Probability is a fundamental concept in statistics that allows us to quantify the likelihood of different outcomes. In this exercise, we are tasked with calculating empirical probabilities from survey data. Empirical probability is a type of probability derived from actual data, in contrast to theoretical probability, which is based on expected outcomes.
To calculate the probability of an event from our data, we use the formula:

• \( P( ext{event}) = \frac{\text{Number of favorable outcomes}}{\text{Total number of possible outcomes}} \)

In this context, each "event" corresponds to an opinion about the proposed constitutional amendment in the survey. For example, to calculate the probability that a surveyed resident favors the amendment, we divide the number of respondents who favor it (910) by the total number of respondents (1936).
The result is \( P(Favor) = \frac{910}{1936} \approx 0.4698 \). This means there's approximately a 46.98% chance that a randomly selected responder from the survey favors the amendment. By understanding these calculations, we gain deeper insights into public opinion as reflected by the data.

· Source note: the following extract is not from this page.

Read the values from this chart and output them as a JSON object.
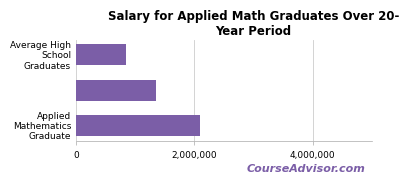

Data analysis is all about making sense of numbers collected during surveys or experiments, which in turn prompts informed decisions and understanding. The survey results given here are numerical data that reflect the opinions of respondents about a constitutional amendment regarding same-sex marriage.
We started our analysis by summing up the responses in each category—Favor, Oppose, and Don't know—to find the total sample size. This step is crucial because it lays the groundwork for everything that follows in data analysis, allowing us to specify what fraction of the sample corresponds to each opinion.
In this analysis, we determined the frequency of each category:

• Favor: 910 responses
• Oppose: 891 responses
• Don't know: 135 responses

Knowing these frequencies helps us calculate empirical probabilities by representing them as percentages of the total. This is a vital aspect of analyzing survey data, as it portrays the overall sentiment or trend within the collected samples, giving a clear snapshot of public opinion on the issue at the time of the survey.

Survey results are invaluable for understanding trends and opinions in a population. Here, the survey conducted with 1936 California residents provides a rich dataset for exploring public attitudes towards a specific constitutional amendment.
Surveys collect responses from a subset of a population, allowing for estimates of opinions or behaviors without needing to ask everyone. The results give us a snapshot of how many people support, oppose, or are undecided about the amendment:

• Favor: Approximately 46.98%
• Oppose: Approximately 46.01%
• Don't know: Approximately 6.98%

These percentages are calculated from the responses and portray the empirical probability distribution, which aids in understanding the overall landscape of opinion.
The high percentages of "Favor" and "Oppose" indicate a closely divided public opinion on the matter, while a smaller "Don't know" percentage suggests fewer undecided respondents. Such data is crucial for policymakers, advocacy groups, and researchers when considering areas of public policy or societal interest, as they provide a direct view into what the majority of people think and feel on important issues.